Good Morning Good Morning

There are other times when I don't care about that album, I'm just dying to know what Otis Redding heard when he played Pepper over and over again. Did he sing along? Did he skip this song, or barely notice it, or was it one of his favorites? Did the rooster sounds make him laugh?

Otis Redding's Lonely Hearts Club Band (Reprise)
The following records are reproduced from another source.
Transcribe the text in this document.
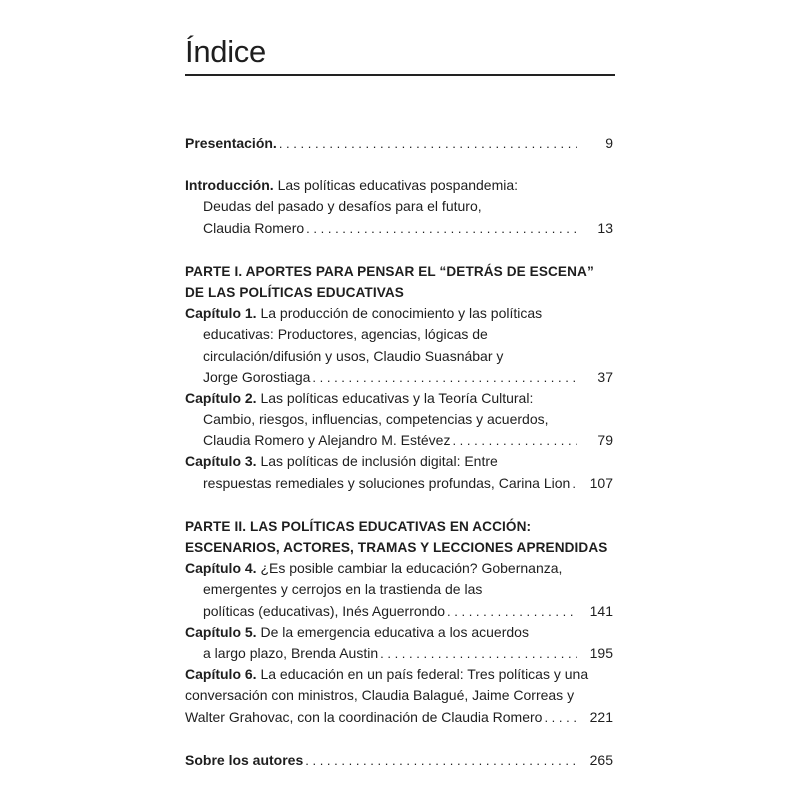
Índice
Presentación. . . .	9
Introducción.
Las políticas educativas pospandemia:
Deudas del pasado y desafíos para el futuro,
Claudia Romero . . .	13
PARTE I. APORTES PARA PENSAR EL “DETRÁS DE ESCENA”
DE LAS POLÍTICAS EDUCATIVAS
Capítulo 1.
La producción de conocimiento y las políticas
educativas: Productores, agencias, lógicas de
circulación/difusión y usos, Claudio Suasnábar y
Jorge Gorostiaga . . .	37
Capítulo 2.
Las políticas educativas y la Teoría Cultural:
Cambio, riesgos, influencias, competencias y acuerdos,
Claudia Romero y Alejandro M. Estévez . . .	79
Capítulo 3.
Las políticas de inclusión digital: Entre
respuestas remediales y soluciones profundas, Carina Lion . . .	107
PARTE II. LAS POLÍTICAS EDUCATIVAS EN ACCIÓN:
ESCENARIOS, ACTORES, TRAMAS Y LECCIONES APRENDIDAS
Capítulo 4.
¿Es posible cambiar la educación? Gobernanza,
emergentes y cerrojos en la trastienda de las
políticas (educativas), Inés Aguerrondo . . .	141
Capítulo 5.
De la emergencia educativa a los acuerdos
a largo plazo, Brenda Austin . . .	195
Capítulo 6.
La educación en un país federal: Tres políticas y una
conversación con ministros, Claudia Balagué, Jaime Correas y
Walter Grahovac, con la coordinación de Claudia Romero . . .	221
Sobre los autores . . .	265
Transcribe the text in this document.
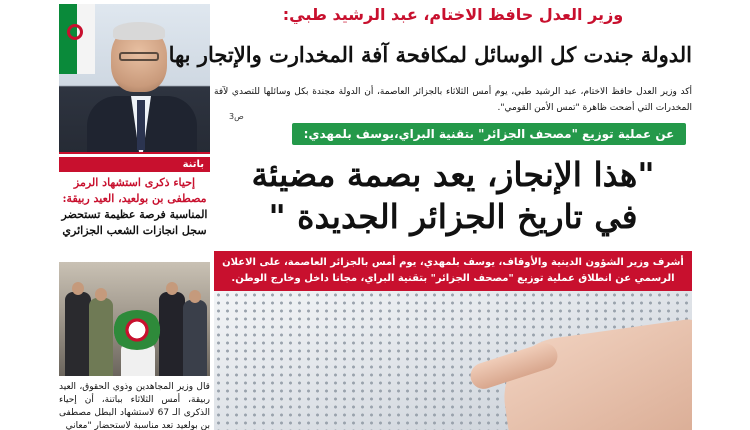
باتنة
إحياء ذكرى استشهاد الرمز مصطفى بن بولعيد، العيد ربيقة:
المناسبة فرصة عظيمة تستحضر سجل انجازات الشعب الجزائري
قال وزير المجاهدين وذوي الحقوق، العيد ربيقة، أمس الثلاثاء بباتنة، أن إحياء الذكرى الـ 67 لاستشهاد البطل مصطفى بن بولعيد تعد مناسبة لاستحضار "معاني
وزير العدل حافظ الاختام، عبد الرشيد طبي:
الدولة جندت كل الوسائل لمكافحة آفة المخدارت والإتجار بها
أكد وزير العدل حافظ الاختام، عبد الرشيد طبي، يوم أمس الثلاثاء بالجزائر العاصمة، أن الدولة مجندة بكل وسائلها للتصدي لآفة المخدرات التي أضحت ظاهرة "تمس الأمن القومي".
ص3
عن عملية توزيع "مصحف الجزائر" بتقنية البراي،يوسف بلمهدي:
"هذا الإنجاز، يعد بصمة مضيئة
في تاريخ الجزائر الجديدة "
أشرف وزير الشؤون الدينية والأوقاف، يوسف بلمهدي، يوم أمس بالجزائر العاصمة، على الاعلان الرسمي عن انطلاق عملية توزيع "مصحف الجزائر" بتقنية البراي، مجانا داخل وخارج الوطن.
Perhaps the purloined-letter aspect of Pepper - the most obvious thing hardest to keep in mind - is the way this ostensible message from the future of music was mired in nostalgia. Nostalgia for various pre-rock 'n' roll musics; nostalgia for the artifacts of the Beatles' parents' worlds; nostalgia for nostalgia; nostalgia, in the end, for itself - manifest on the spot, in the form of a reprise (which is nevertheless not a conclusion - see below). So, in its concern with lost worlds, it seemed to instantaneously wreck the new world it claimed to bring into being. In that wake, what we're certain to fall back on, after all, is comfort. In that sense, "Dock of the Bay" is as far as Otis had to go. Why not just play that song again?

A Day In The Life

Otis Redding was 26 years old in 1967. Given that I'm 39 and have the audacity to wake up some mornings, drag the comb across my head, etc. and believe that my best work is still ahead of me, I don't really know how to measure the world it seems to me was lost. I only don't want to lie to you about it, make up a bunch of song titles, fake release dates, whatever. I'll just sit underneath those grapes until I can't stand it anymore.